Monday, October 12, 2009

Syrah, Petite Syrah, Petite Sirah, oh my (but who really cares - they're all yummy)

I honestly can't tell you the difference between Syrah, Petite Syrah and Petite Sirah, but I know there's a difference. Moreover, a couple of different wine varieties have been called Petite Syrah (or Sirah), further complicating matters.

But here's what I do know - I've had a few Petite Syrahs over the year and I've generally enjoyed them. They're usually priced right because they're not one of the better known varietals, but they tend to exhibit some of the same blackberry, mocha and coffee flavors you get from the heartier red grapes.

This past Friday, I went to dinner with a couple of fellow wine lovers and after perusing the exhaustive list and asking our server, we ordered a bottle of Stag's Leap Petie Syrah. All I can say is yum. Dark ruby, blackberry nose and wonderful fruit, coffee and a little bit of spice on the palette. As we savored the wine with our meals we all discussed picking up a few bottles for our home wine coolers. I've already checked it out and I found that one of my local stores carries it for under $30 a bottle - much better than most decent California Cabs.
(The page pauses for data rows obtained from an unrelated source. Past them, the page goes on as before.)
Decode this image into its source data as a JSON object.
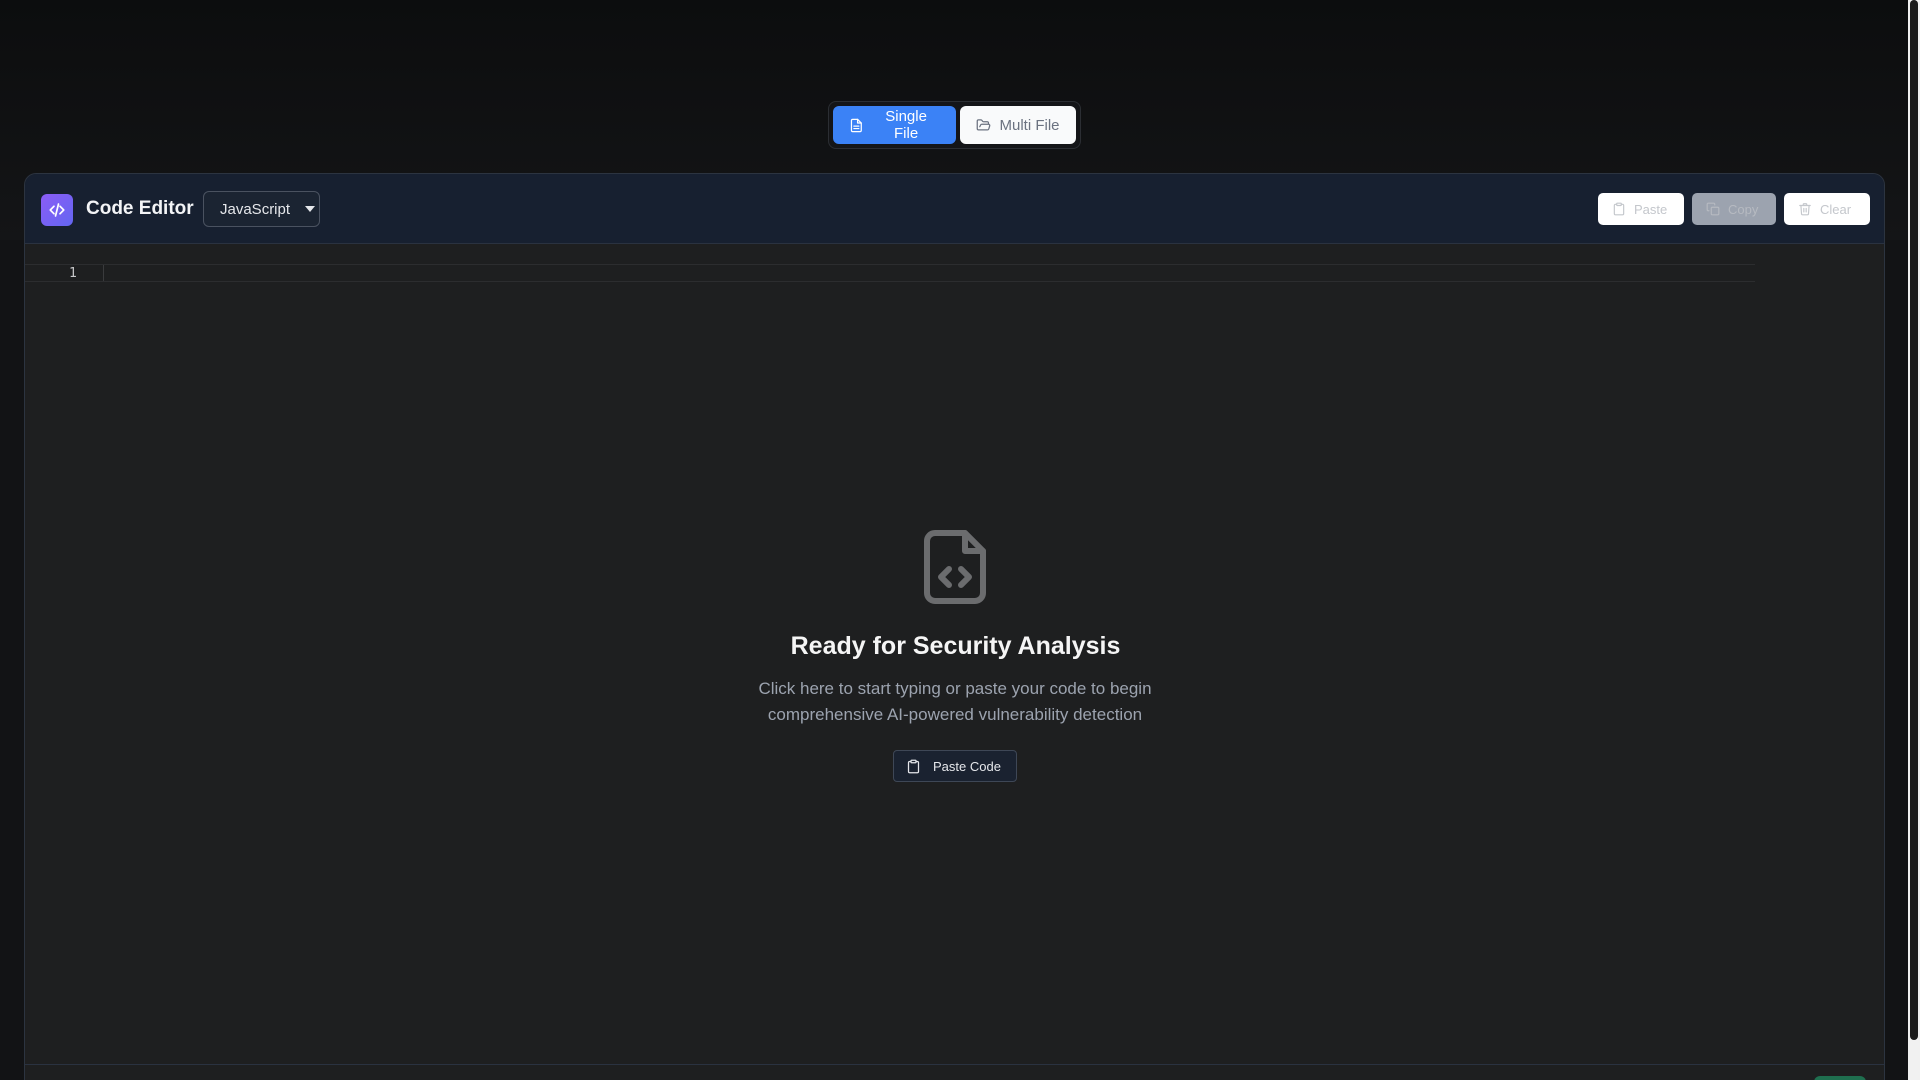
{
  "mode_toggle": {
    "single_file_label": "Single File",
    "multi_file_label": "Multi File",
    "active": "Single File"
  },
  "editor": {
    "title": "Code Editor",
    "language": "JavaScript",
    "paste_label": "Paste",
    "copy_label": "Copy",
    "clear_label": "Clear",
    "line_number": "1"
  },
  "empty_state": {
    "title": "Ready for Security Analysis",
    "description": "Click here to start typing or paste your code to begin comprehensive AI-powered vulnerability detection",
    "paste_code_label": "Paste Code"
  },
  "colors": {
    "accent": "#3b82f6",
    "logo_gradient_start": "#8b5cf6",
    "logo_gradient_end": "#6366f1",
    "background": "#121315",
    "panel": "#1e1f20"
  },
  "icons": {
    "single_file": "file-text-icon",
    "multi_file": "folder-open-icon",
    "logo": "code-icon",
    "paste": "clipboard-icon",
    "copy": "copy-icon",
    "clear": "trash-icon",
    "empty": "file-code-icon"
  }
}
So the next time you're at a restaurant and there's a Petite Syrah on the menu - take a chance. I think you're going to like what you find. Plus, it's wine. I's not like you're making an irrevocable decision.

Enjoy!

Until the next sip, sniff or quaff (this Wednesday),

Cheers,


Alli M.

3 comments:

elliej said...

So long, pinot noir! Hello, syrah!

Jo Diaz said...

Syrah and Peloursin were crossed by Francois Durif in 1883. The end result was Petite Sirah. Just as you're different from your father (Syrah) and mother (Peloursin), Petite Sirah now has unique characteristics. It's tied back to Syrah in this way, but has a character all of its own. Came to the US in 1889ish by Charles McIver, who called it Petite Sirah. Durif called it "Durif," which the Australians still do today, but not in the US by 99 percent. Here it's PS. Jo Diaz, exec. director of PS I Love You (www.psiloveyou.org.)